Schiffe sind aber bei der zeitlichen Komponente im Nachteil: Bis Waren per Schiff aus China in Europa ihren Bestimmungsort erreichen, dauert es inzwischen rund 40 Tage, so Breinbauer. Das habe sich in den vergangenen zehn Jahren aufgrund häufiger Stopps sogar noch verlängert. Per Bahn erreichen die Waren im Schnitt nach ihrer mindestens 9.000 Kilometer langen Reise sogar bereits nach 14 Tagen ihr Ziel.

Noch schneller geht es nur per Flugzeug, aber auch hier sind die Kapazitäten CoV-bedingt stark ausgedünnt und die Preise exorbitant gestiegen – diese Lücke füllt die Bahn. Zudem eignet sich die Luftfracht nicht für jedes Produkt.

Experte: EU unterschätzte „Neue Seidenstraße“

Seit 2013 werden Projekte im Rahmen der „Neue-Seidenstraße-Initiative“ gebündelt – insbesondere was Infrastruktur und Handelsrouten betrifft. Der Name knüpft an die alte Seidenstraße an, die China mit dem Westen verbunden hatte. Immer wieder gab und gibt es Vorwürfe mangelnder Transparenz vonseiten Chinas und fehlender Offenheit.

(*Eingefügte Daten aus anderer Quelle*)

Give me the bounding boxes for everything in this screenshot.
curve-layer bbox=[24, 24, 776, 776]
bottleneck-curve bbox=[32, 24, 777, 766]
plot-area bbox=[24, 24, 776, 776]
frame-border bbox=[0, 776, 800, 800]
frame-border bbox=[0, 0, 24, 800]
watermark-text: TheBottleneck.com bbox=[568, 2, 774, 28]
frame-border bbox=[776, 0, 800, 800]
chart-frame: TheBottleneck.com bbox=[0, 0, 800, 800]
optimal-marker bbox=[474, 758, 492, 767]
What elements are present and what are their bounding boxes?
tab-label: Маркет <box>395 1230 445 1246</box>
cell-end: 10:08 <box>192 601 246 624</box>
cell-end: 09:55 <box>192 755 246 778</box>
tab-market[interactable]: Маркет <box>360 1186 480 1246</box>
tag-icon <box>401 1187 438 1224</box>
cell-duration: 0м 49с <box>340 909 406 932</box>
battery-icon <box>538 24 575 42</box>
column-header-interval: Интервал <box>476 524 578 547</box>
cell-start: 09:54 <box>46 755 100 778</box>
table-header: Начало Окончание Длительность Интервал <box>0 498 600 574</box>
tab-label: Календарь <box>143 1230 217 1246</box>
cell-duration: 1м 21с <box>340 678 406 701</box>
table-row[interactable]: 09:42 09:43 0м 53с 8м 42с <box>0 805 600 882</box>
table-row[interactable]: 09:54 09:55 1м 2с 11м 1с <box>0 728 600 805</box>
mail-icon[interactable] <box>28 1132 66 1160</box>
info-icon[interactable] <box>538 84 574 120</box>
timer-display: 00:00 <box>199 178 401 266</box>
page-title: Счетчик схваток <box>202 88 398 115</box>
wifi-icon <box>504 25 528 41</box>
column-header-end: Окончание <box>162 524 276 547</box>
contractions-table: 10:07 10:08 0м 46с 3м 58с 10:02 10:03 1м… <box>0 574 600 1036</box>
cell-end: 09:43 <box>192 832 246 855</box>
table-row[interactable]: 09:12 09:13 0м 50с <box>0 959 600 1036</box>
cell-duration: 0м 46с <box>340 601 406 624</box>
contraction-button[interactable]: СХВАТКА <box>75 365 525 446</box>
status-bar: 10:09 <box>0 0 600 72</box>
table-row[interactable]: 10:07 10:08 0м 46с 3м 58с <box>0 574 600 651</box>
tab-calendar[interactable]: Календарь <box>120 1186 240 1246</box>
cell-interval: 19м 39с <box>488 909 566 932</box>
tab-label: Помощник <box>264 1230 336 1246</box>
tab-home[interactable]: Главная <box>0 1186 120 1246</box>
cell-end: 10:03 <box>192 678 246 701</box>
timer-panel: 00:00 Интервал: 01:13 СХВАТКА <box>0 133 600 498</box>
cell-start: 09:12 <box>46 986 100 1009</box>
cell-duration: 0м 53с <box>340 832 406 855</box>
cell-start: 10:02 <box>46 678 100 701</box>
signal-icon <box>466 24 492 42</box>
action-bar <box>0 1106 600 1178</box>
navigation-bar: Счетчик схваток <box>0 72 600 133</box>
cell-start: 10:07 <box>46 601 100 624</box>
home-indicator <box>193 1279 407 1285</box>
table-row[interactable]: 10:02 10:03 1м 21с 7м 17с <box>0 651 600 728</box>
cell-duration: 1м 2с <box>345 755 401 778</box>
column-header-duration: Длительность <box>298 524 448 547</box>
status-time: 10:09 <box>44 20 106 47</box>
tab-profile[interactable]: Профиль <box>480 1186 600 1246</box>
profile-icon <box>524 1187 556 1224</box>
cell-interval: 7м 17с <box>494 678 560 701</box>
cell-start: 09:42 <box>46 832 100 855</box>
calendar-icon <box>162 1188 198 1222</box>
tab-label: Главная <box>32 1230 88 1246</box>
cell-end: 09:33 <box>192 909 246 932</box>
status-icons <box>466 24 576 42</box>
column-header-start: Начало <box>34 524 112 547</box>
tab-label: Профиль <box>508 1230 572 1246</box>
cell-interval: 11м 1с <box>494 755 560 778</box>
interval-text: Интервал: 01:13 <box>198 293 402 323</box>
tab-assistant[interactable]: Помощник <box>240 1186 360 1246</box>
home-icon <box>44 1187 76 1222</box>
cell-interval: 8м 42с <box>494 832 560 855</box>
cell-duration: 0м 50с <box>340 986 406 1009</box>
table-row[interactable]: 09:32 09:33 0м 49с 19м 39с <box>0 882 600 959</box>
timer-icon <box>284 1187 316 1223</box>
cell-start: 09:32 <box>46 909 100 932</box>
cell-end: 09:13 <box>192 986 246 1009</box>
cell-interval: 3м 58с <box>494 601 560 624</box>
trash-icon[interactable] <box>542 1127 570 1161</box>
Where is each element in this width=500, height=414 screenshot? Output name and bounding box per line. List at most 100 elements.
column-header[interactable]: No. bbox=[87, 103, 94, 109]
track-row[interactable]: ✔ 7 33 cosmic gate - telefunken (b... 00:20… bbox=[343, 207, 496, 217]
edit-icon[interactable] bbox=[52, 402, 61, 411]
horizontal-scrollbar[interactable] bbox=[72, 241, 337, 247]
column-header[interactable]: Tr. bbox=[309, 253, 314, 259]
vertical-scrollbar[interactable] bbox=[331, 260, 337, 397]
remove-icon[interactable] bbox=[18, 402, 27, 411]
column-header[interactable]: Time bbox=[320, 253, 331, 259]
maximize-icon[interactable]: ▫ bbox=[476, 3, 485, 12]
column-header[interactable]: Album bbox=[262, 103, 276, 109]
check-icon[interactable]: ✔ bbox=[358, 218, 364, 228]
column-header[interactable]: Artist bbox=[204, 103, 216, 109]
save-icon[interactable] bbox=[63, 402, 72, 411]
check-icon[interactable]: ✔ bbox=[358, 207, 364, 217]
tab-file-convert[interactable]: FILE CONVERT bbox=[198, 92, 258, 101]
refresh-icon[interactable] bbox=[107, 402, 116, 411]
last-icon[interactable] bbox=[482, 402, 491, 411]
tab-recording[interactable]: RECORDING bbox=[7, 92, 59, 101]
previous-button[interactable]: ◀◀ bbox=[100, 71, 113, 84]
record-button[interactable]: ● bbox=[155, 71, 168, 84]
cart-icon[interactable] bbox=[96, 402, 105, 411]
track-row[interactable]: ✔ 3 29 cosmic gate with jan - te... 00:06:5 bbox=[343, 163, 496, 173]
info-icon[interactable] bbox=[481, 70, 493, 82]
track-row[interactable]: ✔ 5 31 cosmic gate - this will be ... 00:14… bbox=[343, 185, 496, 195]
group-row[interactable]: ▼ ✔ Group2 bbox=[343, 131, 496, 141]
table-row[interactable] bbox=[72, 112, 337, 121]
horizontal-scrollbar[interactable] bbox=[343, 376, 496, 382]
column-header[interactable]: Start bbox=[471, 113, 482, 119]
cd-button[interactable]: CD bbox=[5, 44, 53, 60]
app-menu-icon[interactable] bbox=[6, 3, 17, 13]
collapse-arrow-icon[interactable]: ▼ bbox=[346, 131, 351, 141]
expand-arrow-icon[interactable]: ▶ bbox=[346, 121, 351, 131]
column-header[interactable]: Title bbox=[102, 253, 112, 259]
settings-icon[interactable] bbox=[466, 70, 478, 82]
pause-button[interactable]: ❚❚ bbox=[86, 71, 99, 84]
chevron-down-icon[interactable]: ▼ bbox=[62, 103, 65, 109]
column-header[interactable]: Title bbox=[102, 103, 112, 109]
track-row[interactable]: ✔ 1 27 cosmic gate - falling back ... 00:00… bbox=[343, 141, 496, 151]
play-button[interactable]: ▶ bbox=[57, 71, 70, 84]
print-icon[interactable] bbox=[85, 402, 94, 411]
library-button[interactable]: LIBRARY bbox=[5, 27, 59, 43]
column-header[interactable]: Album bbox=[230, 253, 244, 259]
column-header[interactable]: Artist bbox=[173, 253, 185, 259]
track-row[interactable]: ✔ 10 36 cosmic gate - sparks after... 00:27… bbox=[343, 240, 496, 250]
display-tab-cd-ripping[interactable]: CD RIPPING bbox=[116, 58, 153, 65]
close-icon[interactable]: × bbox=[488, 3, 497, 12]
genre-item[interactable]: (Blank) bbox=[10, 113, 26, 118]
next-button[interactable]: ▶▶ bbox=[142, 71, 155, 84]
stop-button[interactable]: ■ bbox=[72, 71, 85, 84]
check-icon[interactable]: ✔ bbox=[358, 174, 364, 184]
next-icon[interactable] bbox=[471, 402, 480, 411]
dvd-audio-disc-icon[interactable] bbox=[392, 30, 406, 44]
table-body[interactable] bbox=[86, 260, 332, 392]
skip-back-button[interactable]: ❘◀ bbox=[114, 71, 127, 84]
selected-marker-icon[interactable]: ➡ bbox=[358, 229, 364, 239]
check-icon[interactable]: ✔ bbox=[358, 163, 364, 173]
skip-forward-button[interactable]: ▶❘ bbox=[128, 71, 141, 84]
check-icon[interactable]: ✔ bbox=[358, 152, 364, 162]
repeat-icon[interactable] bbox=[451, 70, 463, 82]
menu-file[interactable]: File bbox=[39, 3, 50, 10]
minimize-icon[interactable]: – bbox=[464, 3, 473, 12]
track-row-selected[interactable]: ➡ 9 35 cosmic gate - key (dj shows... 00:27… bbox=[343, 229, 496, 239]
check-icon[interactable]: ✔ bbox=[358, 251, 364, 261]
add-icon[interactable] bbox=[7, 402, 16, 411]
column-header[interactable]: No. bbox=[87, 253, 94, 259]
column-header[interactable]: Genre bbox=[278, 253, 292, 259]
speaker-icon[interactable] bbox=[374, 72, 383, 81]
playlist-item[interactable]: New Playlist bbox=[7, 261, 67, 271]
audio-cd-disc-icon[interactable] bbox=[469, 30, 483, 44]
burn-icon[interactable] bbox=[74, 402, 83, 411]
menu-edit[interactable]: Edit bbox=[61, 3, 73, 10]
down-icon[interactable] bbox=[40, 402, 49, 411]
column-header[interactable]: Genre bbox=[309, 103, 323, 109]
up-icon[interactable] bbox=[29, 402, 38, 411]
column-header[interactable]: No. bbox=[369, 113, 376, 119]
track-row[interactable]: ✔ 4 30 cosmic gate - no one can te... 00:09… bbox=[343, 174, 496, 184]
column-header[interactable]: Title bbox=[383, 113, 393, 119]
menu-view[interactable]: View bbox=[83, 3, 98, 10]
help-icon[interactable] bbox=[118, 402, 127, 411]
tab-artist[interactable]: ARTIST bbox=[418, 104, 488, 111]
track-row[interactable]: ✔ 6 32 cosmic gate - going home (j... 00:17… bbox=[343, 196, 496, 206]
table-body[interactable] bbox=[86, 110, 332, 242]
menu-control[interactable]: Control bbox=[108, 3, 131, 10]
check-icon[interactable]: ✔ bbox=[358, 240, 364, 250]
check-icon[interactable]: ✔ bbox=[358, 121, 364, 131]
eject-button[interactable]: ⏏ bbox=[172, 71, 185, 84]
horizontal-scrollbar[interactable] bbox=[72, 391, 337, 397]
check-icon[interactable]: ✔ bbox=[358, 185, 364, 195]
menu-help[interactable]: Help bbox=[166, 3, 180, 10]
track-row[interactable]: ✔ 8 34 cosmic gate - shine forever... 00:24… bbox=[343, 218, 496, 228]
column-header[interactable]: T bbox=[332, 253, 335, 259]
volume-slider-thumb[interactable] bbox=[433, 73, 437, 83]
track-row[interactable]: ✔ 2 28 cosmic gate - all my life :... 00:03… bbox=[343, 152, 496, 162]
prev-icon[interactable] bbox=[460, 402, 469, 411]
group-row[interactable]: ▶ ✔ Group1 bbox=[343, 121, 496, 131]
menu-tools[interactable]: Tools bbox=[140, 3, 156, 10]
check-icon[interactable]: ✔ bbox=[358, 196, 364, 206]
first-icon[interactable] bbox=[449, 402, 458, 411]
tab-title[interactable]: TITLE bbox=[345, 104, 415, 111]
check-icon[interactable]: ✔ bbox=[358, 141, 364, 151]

„China verfolgt bei der Seidenstraße seine eigenen Interessen“, ist Wagner überzeugt. Aber die Initiative sei ein großes Thema auch für Europa, wenn es seine eigene Position finde. Die EU habe die Dimension der „Neuen Seidenstraße“ bisher völlig unterschätzt, argumentierte auch Breinbauer. Das ändere sich langsam: „Als Absatzmarkt und zum Abbau von Überkapazitäten habe Europa auch keine andere Alternative.“ Entsprechend gebe es auch beim Bahnverkehr zwischen China und Europa noch mehr Potenzial.